"Better to have met you in my dream than to wake and reach for hands that are not there."
The sky fades into a haunting shade of crimson and black. My body turns as numb as the gaping hole in my chest. 'It'll all be over soon' I whisper, 'It'll all be over soon.'
A storm of paramedics rush the gurney through to awaiting doctors and nurses. The first paramedic urgently passes a clipboard to a man in a long white coat.
"We have an unconscious white male, late 30s, showing symptoms of heavy drug abuse who sustained severe head trauma after falling 30 feet out of a window. Blood pressure is 80/50 and falling, respiratory rate 8/60 and slowing, body temperature 76 and decreasing rapidly. Witnesses say he was unconscious when he fell, but the patient does have a history of multiple suicide attempts."
"Doctor, heart beat decreasing rapidly." A nurse announces hastily. The monitor beeps slower with every fading beat, "Down to 30… 25… 20-"
"Patient is going into cardiac arrest," a male doctor announces, "prepare a defibrillator."
The heart monitor slows to a steady stream, "Push 1 mg of Epinephrine and charge to 200 joules." The nurse scrambles accordingly. He places the paddles on the man's chest. "Clear!" Everyone steps back as he discharges the shock. The man's back is lifted off the gurney, but the monitor is still flat. "Don't give up on us now." The doctor demands, "Clear for 2." A second shock is sent to the patient's heart.
"Rhythm is 20 and rising rapidly," says the nurse after a few agonizing seconds.
"Fantastic, get him to the ICU stat. Contact any next of kin." They rush the gurney down a long white hallway.
Some spend their entire lives running from death. Today I prepared to greet the end with arms open wide, just as I would greet you on the other is the only thing I can control.
Three days, that is how long I have been kept hostage in this prison. The wardens won't even allow me to use forks, let alone knives. Apparently I'm 'hazardous to my own well being,' tell me something I don't know. To my distaste Molly has visited me every day, but after what happened to you she barely talks to me, or anyone for that matter. Something about her makes my blood boil. She's hiding something from me, something very important. She used to be so kind and so innocent; but now she won't even look at me. She is cold and distant. Her once soft refreshing smile has to turn to stone. The woman who I wanted to confide in in my darkest hour was now a stranger in my home. I turned to alcohol to sooth the pain, it helped for a while. Until being drunk wasn't enough, turns out meth is much better at making you forget who you are.
I turn to the open window, the sweet stench of rain floods into my body. A little more relaxed I ask, "What do you want?" There is no response. I ask again, "What do you want from me?"
"John…" Molly says timidly, "This has to stop. You can't go off and do something like that again…" She pauses and lets out a long sigh. "You need to understand that he's never coming back. He can't come back." I turn to face her. Her guilty expression catches me by surprise.
"No." I insist, "He is coming back. He will come back to me!"

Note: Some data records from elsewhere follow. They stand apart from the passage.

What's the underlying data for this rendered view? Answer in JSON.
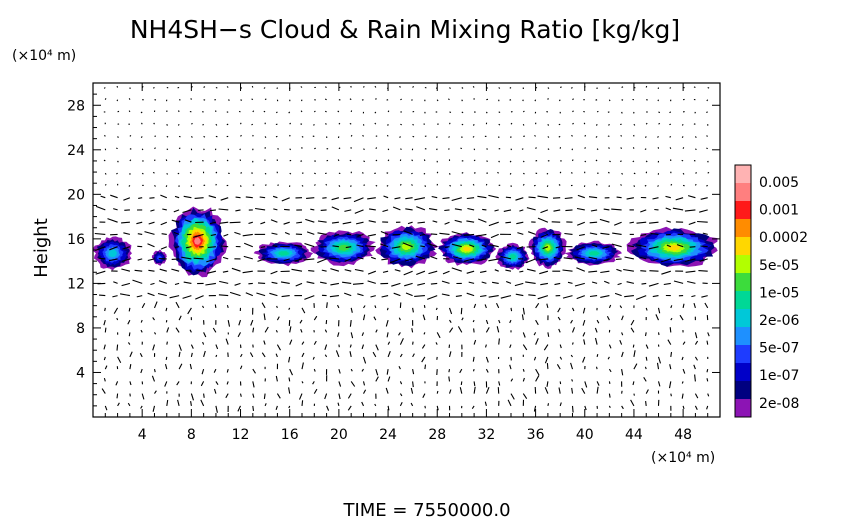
{
  "chart_data": {
    "type": "heatmap",
    "title": "NH4SH−s Cloud & Rain Mixing Ratio [kg/kg]",
    "ylabel": "Height",
    "y_unit": "(×10⁴ m)",
    "x_unit": "(×10⁴ m)",
    "x_ticks": [
      "4",
      "8",
      "12",
      "16",
      "20",
      "24",
      "28",
      "32",
      "36",
      "40",
      "44",
      "48"
    ],
    "y_ticks": [
      "4",
      "8",
      "12",
      "16",
      "20",
      "24",
      "28"
    ],
    "xlim": [
      0,
      51
    ],
    "ylim": [
      0,
      30
    ],
    "colorbar": {
      "labels": [
        "0.005",
        "0.001",
        "0.0002",
        "5e-05",
        "1e-05",
        "2e-06",
        "5e-07",
        "1e-07",
        "2e-08"
      ],
      "colors": [
        "#ffb3b3",
        "#ff7f7f",
        "#ff1a1a",
        "#ff8c00",
        "#ffd700",
        "#b2ff00",
        "#3cdc3c",
        "#00d896",
        "#00c8d8",
        "#1e90ff",
        "#1e3cff",
        "#0000c8",
        "#000080",
        "#8c14b4"
      ]
    },
    "cloud_regions": [
      {
        "x0": 0.0,
        "x1": 3.2,
        "y0": 13.2,
        "y1": 16.2,
        "level": 5
      },
      {
        "x0": 4.8,
        "x1": 6.0,
        "y0": 13.6,
        "y1": 15.0,
        "level": 3
      },
      {
        "x0": 6.2,
        "x1": 10.8,
        "y0": 12.6,
        "y1": 19.0,
        "level": 12
      },
      {
        "x0": 13.2,
        "x1": 17.8,
        "y0": 13.6,
        "y1": 15.8,
        "level": 6
      },
      {
        "x0": 17.8,
        "x1": 23.0,
        "y0": 13.6,
        "y1": 16.8,
        "level": 7
      },
      {
        "x0": 23.0,
        "x1": 28.0,
        "y0": 13.4,
        "y1": 17.2,
        "level": 8
      },
      {
        "x0": 28.0,
        "x1": 32.8,
        "y0": 13.6,
        "y1": 16.6,
        "level": 9
      },
      {
        "x0": 32.8,
        "x1": 35.5,
        "y0": 13.2,
        "y1": 15.6,
        "level": 6
      },
      {
        "x0": 35.5,
        "x1": 38.5,
        "y0": 13.4,
        "y1": 17.0,
        "level": 8
      },
      {
        "x0": 38.5,
        "x1": 43.0,
        "y0": 13.6,
        "y1": 15.8,
        "level": 6
      },
      {
        "x0": 43.5,
        "x1": 51.0,
        "y0": 13.4,
        "y1": 17.0,
        "level": 9
      }
    ]
  },
  "footer": "TIME  =  7550000.0"
}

"Sweetie…" She walks across the hospital room and places her cold hand on my arm. I can tell she is trying to kind, but the ever growing secrets in her eyes make me pull away. "John…" Molly says folding her arms, "He's dead. End of story. You're in a fairy tale, snap out of it and come back to reality. He can't come back, he just can't!"

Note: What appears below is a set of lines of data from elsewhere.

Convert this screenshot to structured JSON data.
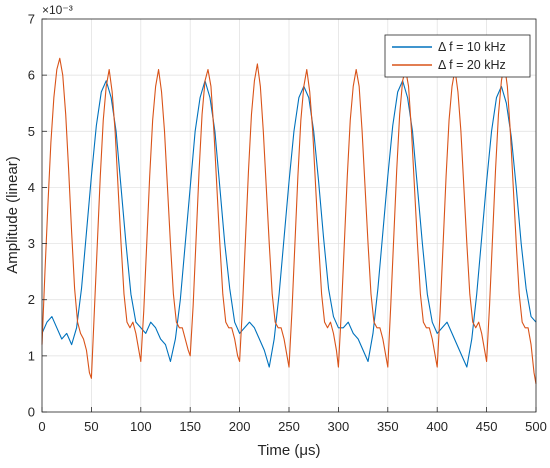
{
  "chart_data": {
    "type": "line",
    "title": "",
    "xlabel": "Time (μs)",
    "ylabel": "Amplitude (linear)",
    "y_exponent": "×10⁻³",
    "xlim": [
      0,
      500
    ],
    "ylim": [
      0,
      7
    ],
    "xticks": [
      0,
      50,
      100,
      150,
      200,
      250,
      300,
      350,
      400,
      450,
      500
    ],
    "yticks": [
      0,
      1,
      2,
      3,
      4,
      5,
      6,
      7
    ],
    "grid": true,
    "legend_position": "top-right",
    "series": [
      {
        "name": "Δ f = 10 kHz",
        "color": "#0072BD",
        "points": [
          [
            0,
            1.4
          ],
          [
            5,
            1.6
          ],
          [
            10,
            1.7
          ],
          [
            15,
            1.5
          ],
          [
            20,
            1.3
          ],
          [
            25,
            1.4
          ],
          [
            30,
            1.2
          ],
          [
            35,
            1.5
          ],
          [
            40,
            2.2
          ],
          [
            45,
            3.2
          ],
          [
            50,
            4.2
          ],
          [
            55,
            5.1
          ],
          [
            60,
            5.7
          ],
          [
            65,
            5.9
          ],
          [
            70,
            5.6
          ],
          [
            75,
            5.0
          ],
          [
            80,
            4.0
          ],
          [
            85,
            3.0
          ],
          [
            90,
            2.1
          ],
          [
            95,
            1.6
          ],
          [
            100,
            1.5
          ],
          [
            105,
            1.4
          ],
          [
            110,
            1.6
          ],
          [
            115,
            1.5
          ],
          [
            120,
            1.3
          ],
          [
            125,
            1.2
          ],
          [
            130,
            0.9
          ],
          [
            135,
            1.3
          ],
          [
            140,
            2.0
          ],
          [
            145,
            3.0
          ],
          [
            150,
            4.0
          ],
          [
            155,
            5.0
          ],
          [
            160,
            5.6
          ],
          [
            165,
            5.9
          ],
          [
            170,
            5.6
          ],
          [
            175,
            5.0
          ],
          [
            180,
            4.0
          ],
          [
            185,
            3.0
          ],
          [
            190,
            2.2
          ],
          [
            195,
            1.6
          ],
          [
            200,
            1.4
          ],
          [
            205,
            1.5
          ],
          [
            210,
            1.6
          ],
          [
            215,
            1.5
          ],
          [
            220,
            1.3
          ],
          [
            225,
            1.1
          ],
          [
            230,
            0.8
          ],
          [
            235,
            1.3
          ],
          [
            240,
            2.1
          ],
          [
            245,
            3.1
          ],
          [
            250,
            4.1
          ],
          [
            255,
            5.0
          ],
          [
            260,
            5.6
          ],
          [
            265,
            5.8
          ],
          [
            270,
            5.6
          ],
          [
            275,
            5.0
          ],
          [
            280,
            4.1
          ],
          [
            285,
            3.1
          ],
          [
            290,
            2.2
          ],
          [
            295,
            1.7
          ],
          [
            300,
            1.5
          ],
          [
            305,
            1.5
          ],
          [
            310,
            1.6
          ],
          [
            315,
            1.4
          ],
          [
            320,
            1.3
          ],
          [
            325,
            1.1
          ],
          [
            330,
            0.9
          ],
          [
            335,
            1.4
          ],
          [
            340,
            2.2
          ],
          [
            345,
            3.2
          ],
          [
            350,
            4.2
          ],
          [
            355,
            5.1
          ],
          [
            360,
            5.7
          ],
          [
            365,
            5.9
          ],
          [
            370,
            5.6
          ],
          [
            375,
            5.0
          ],
          [
            380,
            4.0
          ],
          [
            385,
            3.0
          ],
          [
            390,
            2.1
          ],
          [
            395,
            1.6
          ],
          [
            400,
            1.4
          ],
          [
            405,
            1.5
          ],
          [
            410,
            1.6
          ],
          [
            415,
            1.4
          ],
          [
            420,
            1.2
          ],
          [
            425,
            1.0
          ],
          [
            430,
            0.8
          ],
          [
            435,
            1.3
          ],
          [
            440,
            2.1
          ],
          [
            445,
            3.1
          ],
          [
            450,
            4.1
          ],
          [
            455,
            5.0
          ],
          [
            460,
            5.6
          ],
          [
            465,
            5.8
          ],
          [
            470,
            5.5
          ],
          [
            475,
            4.9
          ],
          [
            480,
            4.0
          ],
          [
            485,
            3.0
          ],
          [
            490,
            2.2
          ],
          [
            495,
            1.7
          ],
          [
            500,
            1.6
          ]
        ]
      },
      {
        "name": "Δ f = 20 kHz",
        "color": "#D95319",
        "points": [
          [
            0,
            1.2
          ],
          [
            3,
            2.5
          ],
          [
            6,
            3.7
          ],
          [
            9,
            4.8
          ],
          [
            12,
            5.6
          ],
          [
            15,
            6.1
          ],
          [
            18,
            6.3
          ],
          [
            21,
            6.0
          ],
          [
            24,
            5.3
          ],
          [
            27,
            4.3
          ],
          [
            30,
            3.2
          ],
          [
            33,
            2.2
          ],
          [
            36,
            1.6
          ],
          [
            39,
            1.4
          ],
          [
            42,
            1.3
          ],
          [
            45,
            1.1
          ],
          [
            48,
            0.7
          ],
          [
            50,
            0.6
          ],
          [
            53,
            1.8
          ],
          [
            56,
            3.0
          ],
          [
            59,
            4.2
          ],
          [
            62,
            5.2
          ],
          [
            65,
            5.8
          ],
          [
            68,
            6.1
          ],
          [
            71,
            5.7
          ],
          [
            74,
            5.0
          ],
          [
            77,
            4.0
          ],
          [
            80,
            3.0
          ],
          [
            83,
            2.1
          ],
          [
            86,
            1.6
          ],
          [
            89,
            1.5
          ],
          [
            92,
            1.6
          ],
          [
            95,
            1.4
          ],
          [
            98,
            1.1
          ],
          [
            100,
            0.9
          ],
          [
            103,
            1.8
          ],
          [
            106,
            3.0
          ],
          [
            109,
            4.2
          ],
          [
            112,
            5.2
          ],
          [
            115,
            5.8
          ],
          [
            118,
            6.1
          ],
          [
            121,
            5.7
          ],
          [
            124,
            5.0
          ],
          [
            127,
            4.0
          ],
          [
            130,
            3.0
          ],
          [
            133,
            2.1
          ],
          [
            136,
            1.6
          ],
          [
            139,
            1.5
          ],
          [
            142,
            1.5
          ],
          [
            145,
            1.3
          ],
          [
            148,
            1.1
          ],
          [
            150,
            1.0
          ],
          [
            153,
            1.9
          ],
          [
            156,
            3.1
          ],
          [
            159,
            4.3
          ],
          [
            162,
            5.3
          ],
          [
            165,
            5.9
          ],
          [
            168,
            6.1
          ],
          [
            171,
            5.8
          ],
          [
            174,
            5.0
          ],
          [
            177,
            4.0
          ],
          [
            180,
            3.0
          ],
          [
            183,
            2.1
          ],
          [
            186,
            1.6
          ],
          [
            189,
            1.5
          ],
          [
            192,
            1.5
          ],
          [
            195,
            1.3
          ],
          [
            198,
            1.0
          ],
          [
            200,
            0.9
          ],
          [
            203,
            1.9
          ],
          [
            206,
            3.1
          ],
          [
            209,
            4.3
          ],
          [
            212,
            5.3
          ],
          [
            215,
            5.9
          ],
          [
            218,
            6.2
          ],
          [
            221,
            5.8
          ],
          [
            224,
            5.0
          ],
          [
            227,
            4.0
          ],
          [
            230,
            3.0
          ],
          [
            233,
            2.1
          ],
          [
            236,
            1.6
          ],
          [
            239,
            1.5
          ],
          [
            242,
            1.5
          ],
          [
            245,
            1.3
          ],
          [
            248,
            1.0
          ],
          [
            250,
            0.8
          ],
          [
            253,
            1.8
          ],
          [
            256,
            3.0
          ],
          [
            259,
            4.2
          ],
          [
            262,
            5.2
          ],
          [
            265,
            5.8
          ],
          [
            268,
            6.1
          ],
          [
            271,
            5.7
          ],
          [
            274,
            5.0
          ],
          [
            277,
            4.0
          ],
          [
            280,
            3.0
          ],
          [
            283,
            2.1
          ],
          [
            286,
            1.6
          ],
          [
            289,
            1.5
          ],
          [
            292,
            1.6
          ],
          [
            295,
            1.4
          ],
          [
            298,
            1.1
          ],
          [
            300,
            0.8
          ],
          [
            303,
            1.8
          ],
          [
            306,
            3.0
          ],
          [
            309,
            4.2
          ],
          [
            312,
            5.2
          ],
          [
            315,
            5.8
          ],
          [
            318,
            6.1
          ],
          [
            321,
            5.8
          ],
          [
            324,
            5.0
          ],
          [
            327,
            4.0
          ],
          [
            330,
            3.0
          ],
          [
            333,
            2.1
          ],
          [
            336,
            1.6
          ],
          [
            339,
            1.5
          ],
          [
            342,
            1.5
          ],
          [
            345,
            1.3
          ],
          [
            348,
            1.0
          ],
          [
            350,
            0.8
          ],
          [
            353,
            1.9
          ],
          [
            356,
            3.1
          ],
          [
            359,
            4.3
          ],
          [
            362,
            5.3
          ],
          [
            365,
            5.9
          ],
          [
            368,
            6.1
          ],
          [
            371,
            5.8
          ],
          [
            374,
            5.0
          ],
          [
            377,
            4.0
          ],
          [
            380,
            3.0
          ],
          [
            383,
            2.1
          ],
          [
            386,
            1.6
          ],
          [
            389,
            1.5
          ],
          [
            392,
            1.5
          ],
          [
            395,
            1.3
          ],
          [
            398,
            1.0
          ],
          [
            400,
            0.8
          ],
          [
            403,
            1.8
          ],
          [
            406,
            3.0
          ],
          [
            409,
            4.2
          ],
          [
            412,
            5.2
          ],
          [
            415,
            5.8
          ],
          [
            418,
            6.1
          ],
          [
            421,
            5.7
          ],
          [
            424,
            5.0
          ],
          [
            427,
            4.0
          ],
          [
            430,
            3.0
          ],
          [
            433,
            2.1
          ],
          [
            436,
            1.6
          ],
          [
            439,
            1.5
          ],
          [
            442,
            1.6
          ],
          [
            445,
            1.4
          ],
          [
            448,
            1.1
          ],
          [
            450,
            0.9
          ],
          [
            453,
            1.9
          ],
          [
            456,
            3.1
          ],
          [
            459,
            4.3
          ],
          [
            462,
            5.3
          ],
          [
            465,
            5.9
          ],
          [
            468,
            6.2
          ],
          [
            471,
            5.8
          ],
          [
            474,
            5.0
          ],
          [
            477,
            4.0
          ],
          [
            480,
            3.0
          ],
          [
            483,
            2.1
          ],
          [
            486,
            1.6
          ],
          [
            489,
            1.5
          ],
          [
            492,
            1.5
          ],
          [
            495,
            1.2
          ],
          [
            498,
            0.7
          ],
          [
            500,
            0.5
          ]
        ]
      }
    ]
  }
}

She tries to turn away but I grab her arm in anger. Why won't she understand? I need you here. I need to be with you. But she's constantly pushing me, constantly nagging me to move on. My grasp tightens. Why can't she see? Why can't she bloody see?
"I'm sorry.. I'm just trying to help, please. I don't mean to be rude. He told me to-"
"God damn it Molly! Shut up!"
I throw my hand towards her ghost white cheek. The rush of power shoots through my body. I could beat her till she turned black and blue, till every meaningless bone in her body was crushed to splinters, then and only then would she feel half of the pain in my heart. Chaos is the only thing I can control. If I cannot control my own actions, let alone my own feelings, I can damn well control somebody else's. Why won't she help me? I thought I could trust her. But that was long ago, long before you abandoned me on this stupid planet. Nothing works. Not pills, guns, drugs, nothing works to ease the pain. I can't even die. Why can't I just die already?
When I wake Molly is nowhere to be found. A nurse must have come in and refilled my morphine drip, most likely at Molly's request. As I turn my head towards the window, something strange catches my eye. Maybe it's just the morphine messing with my mind. I blink but the image does not change. Strewn across the arm of the cold hospital chair is a long navy blue scarf, your scarf.